Collaborating with the creatives who shared their resources throughout the teams, the challenge of working independently at several points throughout the day added to the demands faced by Acid Trip. However, they brought all their efforts to the table and produced what would be the winning infographic of the day.
The team discovered that the topic of ocean acidification had already been put into infographic form by other researchers several times before, so they had to engage with the topic in an original way. Breaking their canvas down into three sections, each dedicated to one type of data, the result was an attention-grabbing infographic which clearly communicated its research. The graphic is framed by distinct coral illustrations and stark silhouettes. Arrows effectively guide the eye and important points are highlighted by the use of illustrated magnifying glasses.

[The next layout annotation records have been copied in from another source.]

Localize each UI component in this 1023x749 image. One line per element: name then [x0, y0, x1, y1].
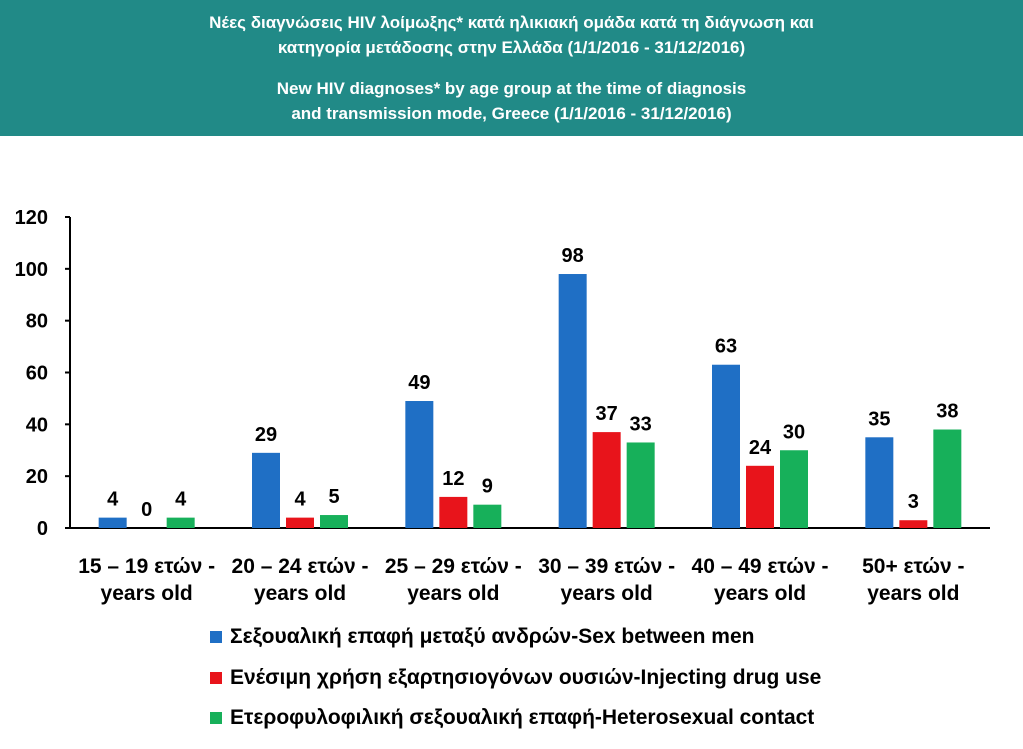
bar [166, 517, 195, 528]
title-greek-line-2: κατηγορία μετάδοσης στην Ελλάδα (1/1/201… [277, 38, 746, 57]
data-label: 0 [141, 499, 152, 521]
data-label: 4 [107, 489, 119, 511]
bar [252, 452, 280, 528]
legend-label-msm: Σεξουαλική επαφή μεταξύ ανδρών-Sex betwe… [230, 625, 755, 648]
x-category-label: years old [714, 582, 806, 605]
bar [286, 517, 314, 528]
data-label: 37 [596, 403, 618, 425]
data-label: 35 [868, 408, 890, 430]
bar [865, 437, 894, 528]
data-label: 4 [294, 489, 306, 511]
data-label: 3 [908, 491, 919, 513]
data-label: 63 [715, 336, 737, 358]
x-category-label: 30 – 39 ετών - [538, 555, 675, 578]
y-tick-label: 60 [26, 363, 48, 385]
x-category-label: years old [867, 582, 959, 605]
y-tick-label: 120 [15, 207, 48, 229]
bar [626, 442, 655, 528]
bar [899, 520, 928, 528]
x-category-label: years old [561, 582, 653, 605]
data-label: 38 [936, 401, 958, 423]
legend-swatch-msm [210, 631, 222, 643]
data-label: 9 [482, 476, 493, 498]
x-category-label: 40 – 49 ετών - [692, 555, 829, 578]
x-category-label: 15 – 19 ετών - [78, 555, 215, 578]
legend-item-msm: Σεξουαλική επαφή μεταξύ ανδρών-Sex betwe… [210, 622, 754, 652]
bar [933, 429, 962, 528]
legend-label-idu: Ενέσιμη χρήση εξαρτησιογόνων ουσιών-Inje… [230, 666, 822, 689]
x-category-label: years old [407, 582, 499, 605]
y-tick-label: 100 [15, 259, 48, 281]
legend-item-hetero: Ετεροφυλοφιλική σεξουαλική επαφή-Heteros… [210, 703, 814, 733]
bar [405, 401, 434, 528]
legend-swatch-hetero [210, 712, 222, 724]
title-english-line-2: and transmission mode, Greece (1/1/2016 … [291, 104, 732, 123]
data-label: 33 [630, 413, 652, 435]
legend-label-hetero: Ετεροφυλοφιλική σεξουαλική επαφή-Heteros… [230, 706, 815, 729]
data-label: 4 [175, 489, 187, 511]
bar [746, 465, 774, 528]
bar [558, 274, 587, 528]
data-label: 12 [442, 468, 464, 490]
legend-item-idu: Ενέσιμη χρήση εξαρτησιογόνων ουσιών-Inje… [210, 663, 821, 693]
bar [592, 432, 621, 528]
bar [780, 450, 808, 528]
y-tick-label: 0 [37, 518, 48, 540]
x-category-label: years old [254, 582, 346, 605]
x-category-label: years old [101, 582, 193, 605]
title-english-line-1: New HIV diagnoses* by age group at the t… [276, 79, 747, 98]
x-category-label: 25 – 29 ετών - [385, 555, 522, 578]
bar [439, 496, 468, 528]
y-tick-label: 40 [26, 414, 48, 436]
bar [320, 515, 348, 528]
bar [712, 364, 740, 528]
bar [473, 504, 502, 528]
data-label: 30 [783, 421, 805, 443]
data-label: 98 [562, 245, 584, 267]
y-tick-label: 20 [26, 466, 48, 488]
x-category-label: 50+ ετών - [862, 555, 964, 578]
data-label: 49 [408, 372, 430, 394]
title-greek-line-1: Νέες διαγνώσεις HIV λοίμωξης* κατά ηλικι… [209, 13, 814, 32]
data-label: 24 [749, 437, 772, 459]
chart-title-banner: Νέες διαγνώσεις HIV λοίμωξης* κατά ηλικι… [0, 0, 1023, 136]
data-label: 29 [255, 424, 277, 446]
x-category-label: 20 – 24 ετών - [232, 555, 369, 578]
bar [98, 517, 127, 528]
legend-swatch-idu [210, 672, 222, 684]
y-tick-label: 80 [26, 311, 48, 333]
data-label: 5 [328, 486, 339, 508]
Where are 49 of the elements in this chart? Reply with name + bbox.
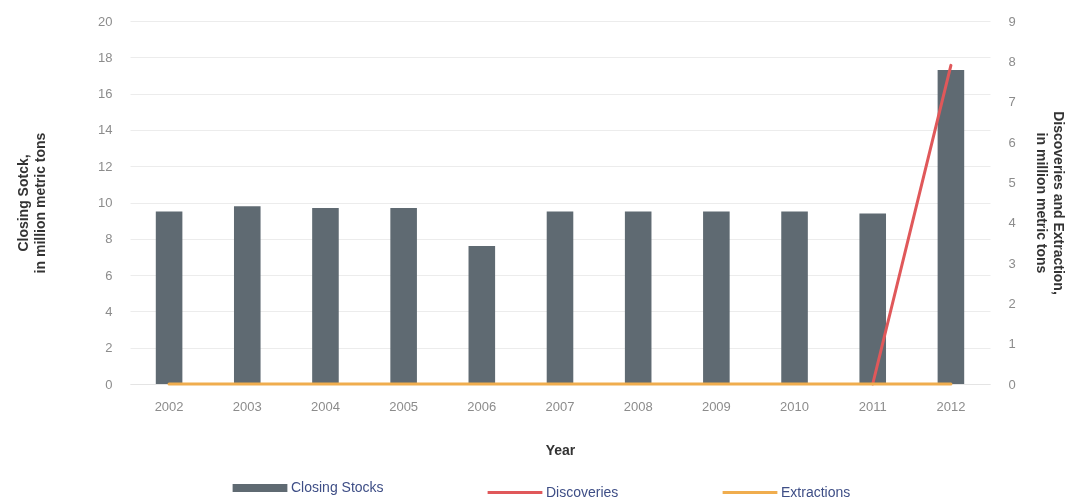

The judges were particularly impressed by the team’s ability to break the information down while maintaining a cohesive design and using their new skills effectively.
Vanilla No Ice
PhD Researchers: Rachael Shuttleworth, Edward Wort, Rebecca Huggett
Creative: Rosie Gibson
Team Vanilla No Ice’s infographic is about the melting of ice caps and how this affects rising sea levels. The team had the help of design student Rosie Gibson to aid them in their work. Aiming their graphic at school children and people who have little knowledge of Earth Sciences, the team set out to extract the most important points in the research they were given.
By splitting the components amongst themselves, the team members ensured an equal distribution of data within the graphic. The individual elements the team members created were then combined and revised to produce a coherent graphic.
The resulting infographic used the motif of water circulation to help guide the eye to the important data. An icy blue colour scheme with contrasting oranges contributed to the striking quality of the image.
PhD Researchers: Mat Cobain, Charlotte Aldred, Vlad Macovei
Recobble Chernobyl’s infographic was about how plants can be used to help remedy pollutants in the soil. They aimed their graphic at heritage and museum venues. Wanting to convey a visual narrative, the team opted for an elongated portrait orientation.
Combining their knowledge of Illustrator, they worked on iconic visual signifiers and incorporating them within the graphic. Focusing on clarity, the images were designed to account for the wide-spanning ages of their target audiences. Subtle layering was used to add distinction to the graphic. Illustrator’s foliage palette helped the researchers to decide on a colour scheme.
The judges were impressed with the skill the scientists demonstrated in using the software and the way in which they used colour and flow to convey complex data.
Rock the NASBA
PhD Researchers: Pip Simpson, Matt Wilson, Andrew Lock
Creative: Andrea Belloni
Rock the NASBA was an env.infohackit team with a twist. Instead of being scientists, the researchers on this team were technologists who develop the technology that allows scientists to carry out research. They were joined by design student Andrea Bollanti.
The technologists were impressed with Andrea’s ability to visualise their complicated research. Dividing their canvas into columns and rows, the team segmented individual elements of the research into a grid-like structure. Much of their graphic centred on NASBA, a scientific process for RNA amplification. NASBA techniques can aid in the development of tests for viruses such as foot-and-mouth disease.
Using a muted colour palette of blues, greens and white to enable an easy reading experience which was also fostered by the soft, round shapes within the graphic. The team delivered this graphic by using the presentation platform Prezi. This added an additional element of animation to guide the reader around the graphic.